In 2013, the Scientific Advisory Council of European Academies, a group of 27 national scientific academies in Europe, published a study entitled Trends in Extreme Weather Conditions in Europe. This week, the Council expanded this study to include data from 2013 to 2017.
For the initial report, the team studied the extremes in temperature, precipitation, drought and other climatic indices from 1980 to 2013. They found that the number of extreme climatic events has doubled since 1980, as well as the number of meteorological phenomena (storms), and the number of hydrological phenomena (floods, avalanches and mudflows) has increased sixfold.

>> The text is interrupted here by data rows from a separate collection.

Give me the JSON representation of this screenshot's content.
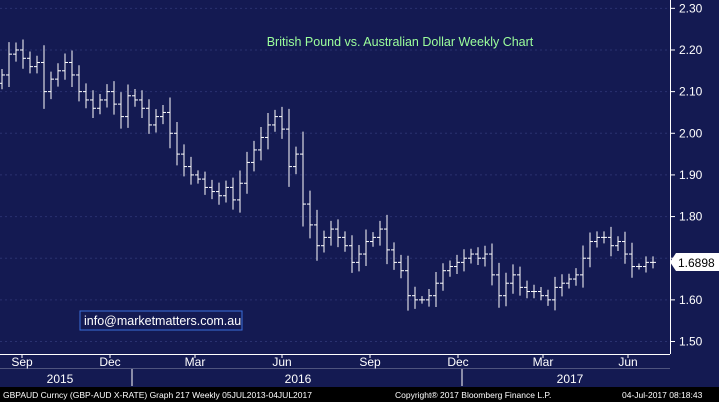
{
  "chart_data": {
    "type": "ohlc",
    "title": "British Pound vs. Australian Dollar Weekly Chart",
    "ylim": [
      1.47,
      2.32
    ],
    "y_ticks": [
      "2.30",
      "2.20",
      "2.10",
      "2.00",
      "1.90",
      "1.80",
      "1.70",
      "1.60",
      "1.50"
    ],
    "x_month_labels": [
      "Sep",
      "Dec",
      "Mar",
      "Jun",
      "Sep",
      "Dec",
      "Mar",
      "Jun"
    ],
    "x_year_labels": [
      "2015",
      "2016",
      "2017"
    ],
    "last_value": "1.6898",
    "series": [
      {
        "ticker": "GBPAUD Curncy (GBP-AUD X-RATE)",
        "frequency": "Weekly",
        "close": [
          2.14,
          2.19,
          2.2,
          2.18,
          2.16,
          2.17,
          2.1,
          2.13,
          2.15,
          2.17,
          2.14,
          2.1,
          2.08,
          2.06,
          2.08,
          2.1,
          2.07,
          2.04,
          2.09,
          2.08,
          2.06,
          2.02,
          2.04,
          2.05,
          2.0,
          1.95,
          1.92,
          1.9,
          1.89,
          1.87,
          1.86,
          1.85,
          1.87,
          1.84,
          1.88,
          1.93,
          1.96,
          1.99,
          2.02,
          2.04,
          2.01,
          1.92,
          1.95,
          1.83,
          1.78,
          1.73,
          1.75,
          1.77,
          1.75,
          1.73,
          1.69,
          1.71,
          1.74,
          1.75,
          1.77,
          1.72,
          1.69,
          1.67,
          1.61,
          1.6,
          1.6,
          1.61,
          1.64,
          1.67,
          1.68,
          1.69,
          1.7,
          1.71,
          1.7,
          1.71,
          1.66,
          1.61,
          1.64,
          1.66,
          1.63,
          1.62,
          1.62,
          1.61,
          1.6,
          1.63,
          1.64,
          1.65,
          1.66,
          1.7,
          1.74,
          1.75,
          1.75,
          1.73,
          1.74,
          1.71,
          1.68,
          1.68,
          1.69,
          1.69
        ]
      }
    ],
    "date_range": "05JUL2013-04JUL2017"
  },
  "text_box": {
    "label": "info@marketmatters.com.au"
  },
  "footer": {
    "left": "GBPAUD Curncy (GBP-AUD X-RATE) Graph 217  Weekly 05JUL2013-04JUL2017",
    "center": "Copyright® 2017 Bloomberg Finance L.P.",
    "right": "04-Jul-2017 08:18:43"
  },
  "colors": {
    "plot_background": "#141a52",
    "page_background": "#000000",
    "price_line": "#ffffff",
    "title": "#9cff9c",
    "last_box": "#ffffff",
    "text_box_border": "#3a6ddb"
  }
}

Data for 2013-2017 indicate that this trend is still in force, and the number of natural disasters is not going to decrease.
The new report also gave suggestions on the reasons for this trend. These include the weakening of the Gulf Stream, which slows down with a rise in temperature on the planet. Some scientists worry that this current will disappear altogether, as a result of which the climate of Europe will radically change. The researchers who submitted this report can not say whether the Gulf Stream can disappear altogether, and offer to collect more information.

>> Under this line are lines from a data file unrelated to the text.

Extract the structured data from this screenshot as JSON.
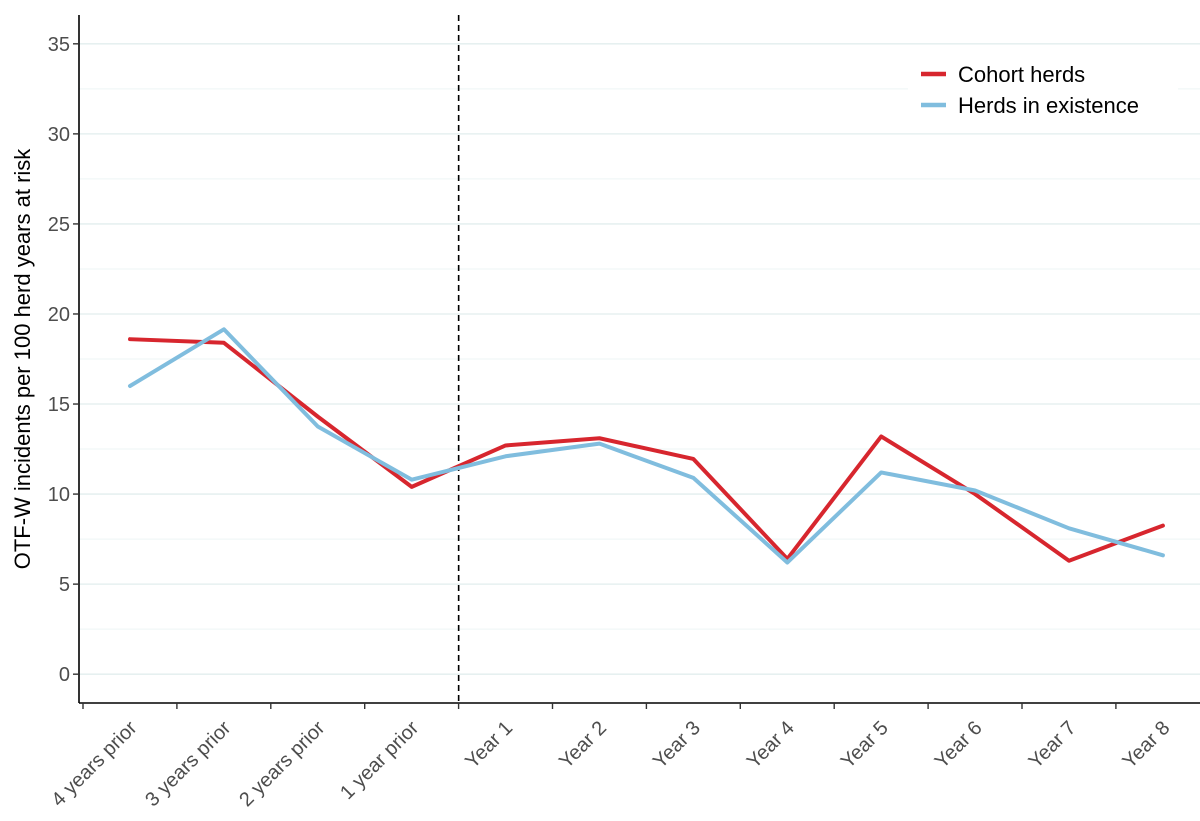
{
  "chart_data": {
    "type": "line",
    "title": "",
    "xlabel": "",
    "ylabel": "OTF-W incidents per 100 herd years at risk",
    "categories": [
      "4 years prior",
      "3 years prior",
      "2 years prior",
      "1 year prior",
      "Year 1",
      "Year 2",
      "Year 3",
      "Year 4",
      "Year 5",
      "Year 6",
      "Year 7",
      "Year 8"
    ],
    "ylim": [
      -1.6,
      36.6
    ],
    "yticks": [
      0,
      5,
      10,
      15,
      20,
      25,
      30,
      35
    ],
    "grid": true,
    "vline_between": [
      "1 year prior",
      "Year 1"
    ],
    "legend_position": "top-right",
    "series": [
      {
        "name": "Cohort herds",
        "color": "#d7262e",
        "values": [
          18.6,
          18.4,
          14.3,
          10.4,
          12.7,
          13.1,
          11.95,
          6.4,
          13.2,
          10.0,
          6.3,
          8.25
        ]
      },
      {
        "name": "Herds in existence",
        "color": "#80bdde",
        "values": [
          16.0,
          19.15,
          13.75,
          10.8,
          12.1,
          12.8,
          10.9,
          6.2,
          11.2,
          10.2,
          8.1,
          6.6
        ]
      }
    ]
  }
}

It is also interesting to note that the US lost about $ 10 billion in 1980 due to storms, whereas in 2015 this figure reached 20 billion. In Europe, despite the increased number of floods, financial losses are more or less at the same level. Researchers note that such stability can be caused not by a small amount of destruction, but by the fact that countries invest more money in preventive measures, since such natural disasters become in fact the norm of existence, and they need to be taken into account.
Thus, in Europe, such extreme environmental conditions have become so frequent that they are already taken into account at the level of compiling national budgets. As far as this is good news, it’s hard to say.